What happened (in a nutshell)

Ukraine’s Security Service (SSU), working with the U.S. FBI, says a long-running campaign by Russian intelligence aimed to sneak into people’s messaging accounts. Targets included government officials, military folks, politicians, activists — and ordinary Ukrainian citizens — across Ukraine, Europe, and the U.S. The attackers weren’t subtle: they sent SMS that pretended to be the app’s help bot and begged users to hand over codes and access.

The goal was simple and nasty: grab sensitive chats, personal data, and anything juicy shared in those accounts. Some earlier waves of attacks hit users of apps like Signal and WhatsApp and have been linked by security teams to threat clusters often tracked by researchers. Security responders also warned that separate spear-phishing efforts delivered information-stealing malware to government organizations using compromised accounts.

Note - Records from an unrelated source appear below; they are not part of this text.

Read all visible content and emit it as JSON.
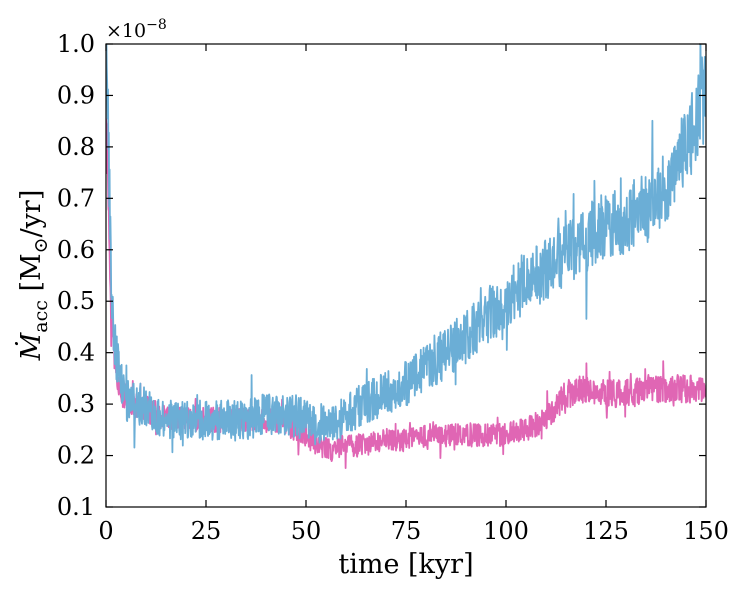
{
  "chart_data": {
    "type": "line",
    "xlabel": "time [kyr]",
    "ylabel_parts": {
      "symbol": "Ṁ",
      "subscript": "acc",
      "unit_open": " [M",
      "unit_sub": "⊙",
      "unit_close": "/yr]"
    },
    "offset_text": {
      "base": "×10",
      "exponent": "−8"
    },
    "xlim": [
      0,
      150
    ],
    "ylim": [
      0.1,
      1.0
    ],
    "y_scale_factor": 1e-08,
    "grid": false,
    "legend": "none",
    "x_ticks": [
      0,
      25,
      50,
      75,
      100,
      125,
      150
    ],
    "x_tick_labels": [
      "0",
      "25",
      "50",
      "75",
      "100",
      "125",
      "150"
    ],
    "y_ticks": [
      0.1,
      0.2,
      0.3,
      0.4,
      0.5,
      0.6,
      0.7,
      0.8,
      0.9,
      1.0
    ],
    "y_tick_labels": [
      "0.1",
      "0.2",
      "0.3",
      "0.4",
      "0.5",
      "0.6",
      "0.7",
      "0.8",
      "0.9",
      "1.0"
    ],
    "series": [
      {
        "color": "#e066b4",
        "noise": 0.028,
        "x": [
          0,
          0.5,
          1,
          1.5,
          2,
          3,
          4,
          5,
          7,
          10,
          13,
          15,
          20,
          25,
          30,
          35,
          40,
          45,
          50,
          53,
          56,
          60,
          65,
          70,
          75,
          80,
          85,
          90,
          95,
          100,
          105,
          110,
          113,
          115,
          120,
          125,
          130,
          135,
          140,
          145,
          150
        ],
        "y": [
          0.9,
          0.75,
          0.55,
          0.47,
          0.4,
          0.35,
          0.32,
          0.31,
          0.3,
          0.29,
          0.28,
          0.27,
          0.27,
          0.27,
          0.27,
          0.27,
          0.27,
          0.26,
          0.24,
          0.22,
          0.21,
          0.22,
          0.22,
          0.23,
          0.23,
          0.24,
          0.24,
          0.24,
          0.24,
          0.24,
          0.25,
          0.27,
          0.3,
          0.32,
          0.33,
          0.32,
          0.32,
          0.33,
          0.33,
          0.33,
          0.33
        ]
      },
      {
        "color": "#6baed6",
        "noise": 0.045,
        "x": [
          0,
          0.5,
          1,
          1.5,
          2,
          3,
          4,
          5,
          7,
          10,
          13,
          15,
          20,
          25,
          30,
          35,
          40,
          45,
          50,
          55,
          60,
          65,
          70,
          75,
          80,
          85,
          90,
          95,
          100,
          105,
          110,
          115,
          120,
          125,
          130,
          135,
          140,
          145,
          150
        ],
        "y": [
          1.0,
          0.85,
          0.65,
          0.5,
          0.42,
          0.37,
          0.33,
          0.31,
          0.3,
          0.3,
          0.28,
          0.27,
          0.27,
          0.27,
          0.27,
          0.27,
          0.28,
          0.28,
          0.27,
          0.26,
          0.28,
          0.3,
          0.32,
          0.34,
          0.37,
          0.4,
          0.43,
          0.47,
          0.5,
          0.54,
          0.56,
          0.59,
          0.62,
          0.65,
          0.66,
          0.68,
          0.72,
          0.8,
          0.9
        ]
      }
    ]
  }
}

How to not get owned — quick and slightly sassy tips

These crooks love tricking people with convincing messages, so treat unexpected account recovery requests like a suspiciously polite stranger at your door. A few smart habits will keep your chats to you and away from the snooping types:

  • Regularly check active sessions and sign out of any unknown devices — like evicting freeloaders from your couch.
  • Enable two-factor authentication wherever possible so a single code isn’t the keys to the kingdom.
  • Never give out confirmation codes, PINs, passwords, or backup recovery keys to anyone who messages you — not even if they use a friendly emoji.
  • Don’t scan QR codes from strangers or unknown chats. If it looks odd, it probably is.
  • Ignore and delete unsolicited links or attachments in dubious messages — clicking them is how trouble gets invited in.

In short: be skeptical, lock your accounts down, and don’t treat recovery codes like party favors. If you get an unexpected message asking for access, contact the service directly through its official app or website (not via the suspicious message) and report the incident to your security team or local CERT.